For over 26 years Thomas House has provided rent-free shelter, as well as food and supplies, for homeless families with children. In return, each family is required to save 80% of their income after necessary expenses, enabling families to build savings and learn life skills. The average stay at Thomas House is just over nine months.
Thomas House supports families with case management to help identify issues that led to homelessness, create plans, and set achievable goals. In addition, if a family is in need of legal services or medical/dental care, they are linked to affordable service providers.
Thomas House provides therapy to improve emotional and mental health among our families. Residents are required to attend five counseling sessions which are so helpful that 90% of residents choose to continue counseling beyond the minimum requirement.
Thomas House provides weekly classes on nutrition, goal-setting, family finances, budgeting, stress management, communication skills, drug/alcohol abuse, building self-esteem, and other topics. We also provide weekly parenting classes to improve parenting skills, strengthen families, and further support the children in our care.

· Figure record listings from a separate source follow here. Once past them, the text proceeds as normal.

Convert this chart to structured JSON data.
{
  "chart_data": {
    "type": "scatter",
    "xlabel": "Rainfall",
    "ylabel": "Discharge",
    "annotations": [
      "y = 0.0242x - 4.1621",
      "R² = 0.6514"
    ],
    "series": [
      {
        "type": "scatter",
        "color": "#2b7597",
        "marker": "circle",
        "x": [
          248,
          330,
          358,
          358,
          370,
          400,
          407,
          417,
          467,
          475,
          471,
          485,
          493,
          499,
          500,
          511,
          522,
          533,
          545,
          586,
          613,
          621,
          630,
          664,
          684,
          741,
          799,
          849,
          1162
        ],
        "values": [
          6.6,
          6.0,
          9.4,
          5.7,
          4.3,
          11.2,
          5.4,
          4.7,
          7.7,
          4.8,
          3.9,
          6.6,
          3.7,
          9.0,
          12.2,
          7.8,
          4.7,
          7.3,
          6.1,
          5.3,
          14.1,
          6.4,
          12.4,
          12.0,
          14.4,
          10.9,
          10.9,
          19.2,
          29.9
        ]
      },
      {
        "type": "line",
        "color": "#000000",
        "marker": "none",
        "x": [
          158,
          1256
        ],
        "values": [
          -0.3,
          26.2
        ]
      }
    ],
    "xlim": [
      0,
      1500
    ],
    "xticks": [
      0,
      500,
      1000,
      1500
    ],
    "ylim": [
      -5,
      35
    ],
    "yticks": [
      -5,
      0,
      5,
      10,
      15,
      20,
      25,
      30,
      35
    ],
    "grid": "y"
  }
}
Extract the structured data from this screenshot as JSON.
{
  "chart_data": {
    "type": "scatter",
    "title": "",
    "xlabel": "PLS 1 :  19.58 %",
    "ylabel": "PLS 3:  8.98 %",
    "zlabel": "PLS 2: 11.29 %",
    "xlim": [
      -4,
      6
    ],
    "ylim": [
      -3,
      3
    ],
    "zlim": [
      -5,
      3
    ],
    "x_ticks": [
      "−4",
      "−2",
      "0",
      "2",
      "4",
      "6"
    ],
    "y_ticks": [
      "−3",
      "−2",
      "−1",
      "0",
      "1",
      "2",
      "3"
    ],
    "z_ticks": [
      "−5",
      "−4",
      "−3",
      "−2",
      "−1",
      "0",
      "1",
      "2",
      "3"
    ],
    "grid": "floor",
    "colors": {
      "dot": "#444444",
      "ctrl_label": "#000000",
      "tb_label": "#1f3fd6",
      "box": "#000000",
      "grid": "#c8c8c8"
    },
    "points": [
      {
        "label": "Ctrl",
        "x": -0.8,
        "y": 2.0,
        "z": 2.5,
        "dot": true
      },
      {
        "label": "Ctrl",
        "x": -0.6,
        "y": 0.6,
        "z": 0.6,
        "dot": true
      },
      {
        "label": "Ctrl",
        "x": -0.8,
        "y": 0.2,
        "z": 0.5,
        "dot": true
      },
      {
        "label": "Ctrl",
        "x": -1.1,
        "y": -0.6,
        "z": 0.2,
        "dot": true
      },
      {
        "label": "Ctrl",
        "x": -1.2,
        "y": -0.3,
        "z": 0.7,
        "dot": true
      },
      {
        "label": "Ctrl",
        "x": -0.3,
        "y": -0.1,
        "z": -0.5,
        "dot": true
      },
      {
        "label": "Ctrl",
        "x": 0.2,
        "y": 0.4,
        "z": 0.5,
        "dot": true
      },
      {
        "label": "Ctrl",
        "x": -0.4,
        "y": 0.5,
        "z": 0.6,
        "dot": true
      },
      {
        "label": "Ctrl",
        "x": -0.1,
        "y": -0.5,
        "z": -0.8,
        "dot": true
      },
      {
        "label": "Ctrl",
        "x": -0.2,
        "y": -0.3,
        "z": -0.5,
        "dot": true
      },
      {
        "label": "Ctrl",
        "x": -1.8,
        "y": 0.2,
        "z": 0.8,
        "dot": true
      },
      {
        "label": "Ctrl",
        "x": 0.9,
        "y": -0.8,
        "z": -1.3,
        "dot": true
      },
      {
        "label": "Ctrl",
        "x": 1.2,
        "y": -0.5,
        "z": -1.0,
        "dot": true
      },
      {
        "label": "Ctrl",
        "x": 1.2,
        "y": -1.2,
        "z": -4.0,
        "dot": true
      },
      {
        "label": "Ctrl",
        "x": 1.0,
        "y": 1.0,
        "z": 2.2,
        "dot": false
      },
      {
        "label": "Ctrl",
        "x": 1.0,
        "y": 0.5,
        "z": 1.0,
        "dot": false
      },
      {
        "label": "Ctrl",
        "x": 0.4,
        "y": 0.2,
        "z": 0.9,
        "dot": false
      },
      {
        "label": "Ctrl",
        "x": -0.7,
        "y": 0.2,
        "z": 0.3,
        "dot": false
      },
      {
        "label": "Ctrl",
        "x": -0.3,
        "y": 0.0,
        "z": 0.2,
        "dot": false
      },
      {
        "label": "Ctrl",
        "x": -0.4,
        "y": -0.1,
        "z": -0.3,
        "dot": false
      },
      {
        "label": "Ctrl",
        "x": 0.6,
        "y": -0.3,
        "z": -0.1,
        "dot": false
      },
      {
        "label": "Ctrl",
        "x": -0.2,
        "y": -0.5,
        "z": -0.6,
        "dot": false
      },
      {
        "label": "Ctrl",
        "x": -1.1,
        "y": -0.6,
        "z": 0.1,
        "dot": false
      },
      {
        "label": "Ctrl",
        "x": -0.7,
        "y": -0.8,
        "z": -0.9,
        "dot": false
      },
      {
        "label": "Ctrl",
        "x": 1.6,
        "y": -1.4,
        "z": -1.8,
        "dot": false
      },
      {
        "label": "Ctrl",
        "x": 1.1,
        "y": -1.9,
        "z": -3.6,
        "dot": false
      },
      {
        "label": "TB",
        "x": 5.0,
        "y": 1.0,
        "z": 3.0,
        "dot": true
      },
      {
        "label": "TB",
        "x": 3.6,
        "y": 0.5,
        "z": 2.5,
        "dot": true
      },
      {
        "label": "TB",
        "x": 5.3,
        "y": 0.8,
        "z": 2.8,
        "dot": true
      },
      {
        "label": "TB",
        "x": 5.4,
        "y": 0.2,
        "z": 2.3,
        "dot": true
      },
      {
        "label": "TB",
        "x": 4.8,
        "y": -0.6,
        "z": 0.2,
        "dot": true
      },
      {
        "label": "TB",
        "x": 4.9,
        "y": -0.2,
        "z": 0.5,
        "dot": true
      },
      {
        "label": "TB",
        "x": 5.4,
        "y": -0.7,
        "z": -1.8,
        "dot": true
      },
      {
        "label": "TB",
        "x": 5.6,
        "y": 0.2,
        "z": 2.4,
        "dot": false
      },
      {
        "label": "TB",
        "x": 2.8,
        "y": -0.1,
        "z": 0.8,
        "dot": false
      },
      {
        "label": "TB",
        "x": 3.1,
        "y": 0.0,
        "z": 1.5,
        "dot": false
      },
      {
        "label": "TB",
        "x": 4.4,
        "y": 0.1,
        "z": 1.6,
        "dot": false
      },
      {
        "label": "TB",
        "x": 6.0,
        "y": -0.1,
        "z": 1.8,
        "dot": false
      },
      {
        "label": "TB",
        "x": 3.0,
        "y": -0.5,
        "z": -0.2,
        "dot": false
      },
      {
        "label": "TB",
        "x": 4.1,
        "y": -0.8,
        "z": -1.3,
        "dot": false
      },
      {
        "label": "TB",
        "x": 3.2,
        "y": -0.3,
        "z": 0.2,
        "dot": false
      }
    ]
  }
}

Thomas House provides financial assistance, vouchers, and in-kind support to remove barriers to achieving self-sufficiency. For example, we may provide funds to purchase appropriate work clothing, cover childcare costs, or pay for car repairs.
Our Workforce Development Center works with residents to address barriers to employment including lack of job skills, education, or work history. Services include training, employment counseling and other assistance subsidized by grant and other funding.
The children’s program exists to help young residents succeed in school and remain drug-free. The Children’s Program Coordinator meets with teachers, and provides individual tutoring, homework help, school supplies, and computer access.
Thomas House helps former residents (graduates) to obtain permanent housing, and allows them to continue to receive the support of case managers and counselors. This continued support decreases the likelihood of becoming homeless again.